As recently as February of this year, a report by the group Changing Markets Foundation found that Nestle pitched its baby formulas as "closest to," "inspired by," and "following the example of" human breast milk, The Guardian reported. In some cases, the company contradicted itself, promoting Brazilian formula as being free of sucrose "for baby's good health" while tucking sucrose into its South African formula. (A Nestle spokesperson told me, "The Changing Markets Foundation report on infant formula raises some important points. We engaged with CMF in a dialogue to clarify these points. We hope to collectively address the critically important challenge of ensuring access to the right nutrition for infants.")

A few weeks later, an investigation by The Guardian and Save the Children found that infant-formula makers were offering health workers in the Philippines "free trips to lavish conferences, meals, tickets to shows and the cinema and even gambling chips, earning their loyalty," in violation of the country's laws. The investigation found:
TV advertising campaigns for follow-on milk by brands such as Bonna-which portray the "Bonna kid" as one who is smarter and succeeds in life-convinced them, they said, that bottle feeding is not only as good for the baby's health as breast milk but will bolster their IQ and future prospects. Store displays of formula were splashed with claims such as "clinically proven to give the IQ + EQ advantage."
The reporters spoke with one woman who could only afford to give her baby half-bottles of the formula. The girl's stomach, they wrote, was visibly swollen from malnutrition.

Since 1981, the infant-formula who code has been updated through resolutions at the World Health Assembly. The last update was in 2016, during the Obama administration, and it was a big policy push, according to Elizabeth Zehner, a project director with Helen Keller International. As they often do, industry groups spoke out against it, said Sullivan, the 1,000 Days director who attended the 2016 session. The World Health Assembly "welcomed" the 2016 resolution "with appreciation," a notch below endorsing it.

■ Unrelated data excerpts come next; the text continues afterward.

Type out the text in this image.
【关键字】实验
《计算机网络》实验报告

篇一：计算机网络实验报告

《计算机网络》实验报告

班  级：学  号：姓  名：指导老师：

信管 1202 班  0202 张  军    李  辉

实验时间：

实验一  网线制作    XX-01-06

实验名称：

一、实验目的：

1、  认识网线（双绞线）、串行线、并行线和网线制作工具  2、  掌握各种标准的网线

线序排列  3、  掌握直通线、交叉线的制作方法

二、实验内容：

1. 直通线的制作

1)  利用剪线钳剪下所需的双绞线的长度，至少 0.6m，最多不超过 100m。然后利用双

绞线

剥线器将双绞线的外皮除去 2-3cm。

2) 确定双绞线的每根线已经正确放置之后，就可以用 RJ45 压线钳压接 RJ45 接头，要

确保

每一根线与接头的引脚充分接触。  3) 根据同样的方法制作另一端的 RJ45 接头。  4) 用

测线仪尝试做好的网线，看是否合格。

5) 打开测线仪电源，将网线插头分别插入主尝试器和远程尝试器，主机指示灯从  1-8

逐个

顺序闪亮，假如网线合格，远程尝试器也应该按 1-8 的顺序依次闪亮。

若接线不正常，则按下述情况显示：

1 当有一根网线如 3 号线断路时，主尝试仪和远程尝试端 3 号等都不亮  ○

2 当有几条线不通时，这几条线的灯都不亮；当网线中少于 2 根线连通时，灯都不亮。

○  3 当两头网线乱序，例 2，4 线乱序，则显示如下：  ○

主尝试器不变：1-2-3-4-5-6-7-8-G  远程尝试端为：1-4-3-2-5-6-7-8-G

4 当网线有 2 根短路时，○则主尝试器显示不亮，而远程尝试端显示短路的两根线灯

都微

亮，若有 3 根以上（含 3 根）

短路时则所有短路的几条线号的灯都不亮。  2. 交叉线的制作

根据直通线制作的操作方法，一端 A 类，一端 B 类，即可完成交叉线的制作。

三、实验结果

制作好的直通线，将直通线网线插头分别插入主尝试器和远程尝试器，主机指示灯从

However, this year's resolution wasn't about updating the code. It was more modest, simply intended to remind countries of the importance of promoting breastfeeding, Sullivan said, and notify them about best practices around breastfeeding and HIV, or during natural disasters.

So it surprised health advocates that the United States would use such heavy-handed efforts to try to kill it. "They used very aggressive tactics to get rid of a resolution that really wasn't a policy grab," Zehner said.